Co-fondateur du Mouvement Fédératif Romand, né de l’opposition à la loi Covid, Daniel Rousseau va encore plus loin. Pour lui, cette façon d’agiter la carotte et le bâton est un héritage clair de la gestion de la pandémie: «La recette est assez simple: il faut agiter le drapeau de la peur sur nos libertés en décrivant le pire. Dans un second temps, on annonce au peuple que c’est moins pire que prévu pour le convaincre qu’il doit accepter aujourd’hui ce qu’il aurait refusé hier. Ce concept s’appelle ʻla soumission librement consentieʼ et il est largement utilisé dans la vente.» Une illusion démocratique qui le conduit à la question suivante: «La manipulation psychologique pour le bien commun est-elle justifiée?»

«Ces conseils me font rire dans la mesure où les plus généraux invitent à faire ce que les vieux de mon genre font.»

Suzette Sandoz, ancienne Conseillère nationale libérale

Président du groupe Ensemble à Gauche au Conseil communal de Lausanne, Johann Dupuis tempère: certes, l’approche a été utilisée pour le Covid, mais non, elle n’a pas été inventée pour lui.

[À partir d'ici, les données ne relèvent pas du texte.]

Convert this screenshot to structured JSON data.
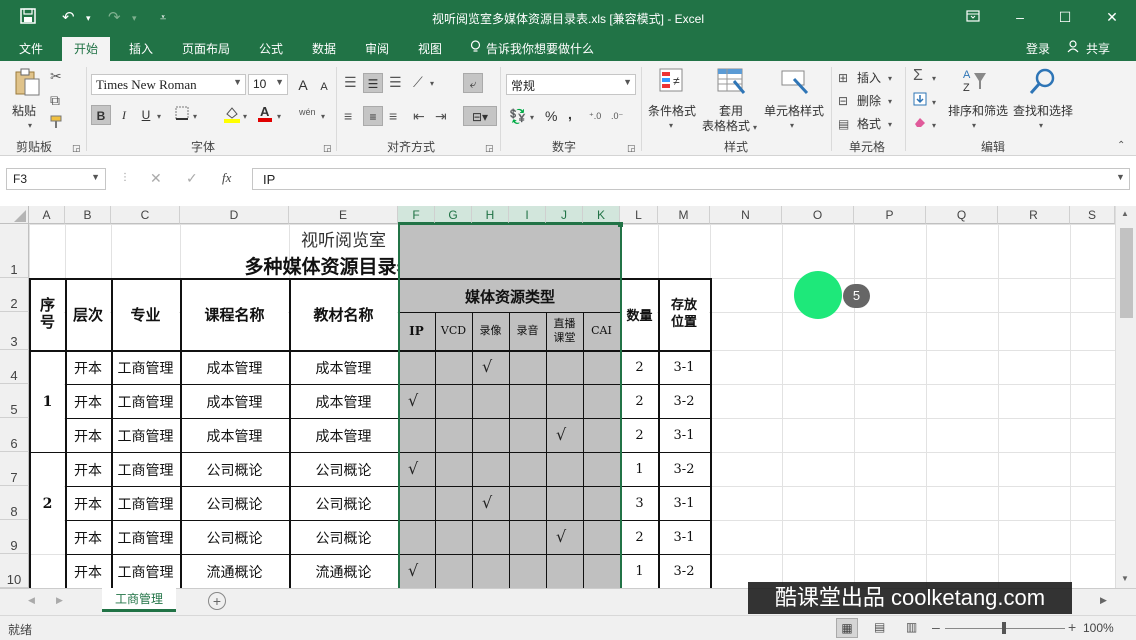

Il s’agirait en réalité d’un héritage néolibéral de l’ère Thatcher-Reagan, dans les années 80: «L’état ne doit plus réglementer ni même réguler, mais informer, conseiller voire tout au plus inciter à». Une posture qui le pousse à invoquer la possibilité d’interdictions uniquement en cas de crise grave, ou «comme une espèce d’épée de Damoclès qui interviendrait seulement pour venir trancher une main invisible éventuellement égarée».
Un nouveau mode de «management» des peuples qui, quelle que soit son origine, laisse ouverte une question fondamentale: combien de temps un peuple unifié par le désir de liberté acceptera-t-il de se laisser mener avec une carotte et un bâton, à la manière des ânes?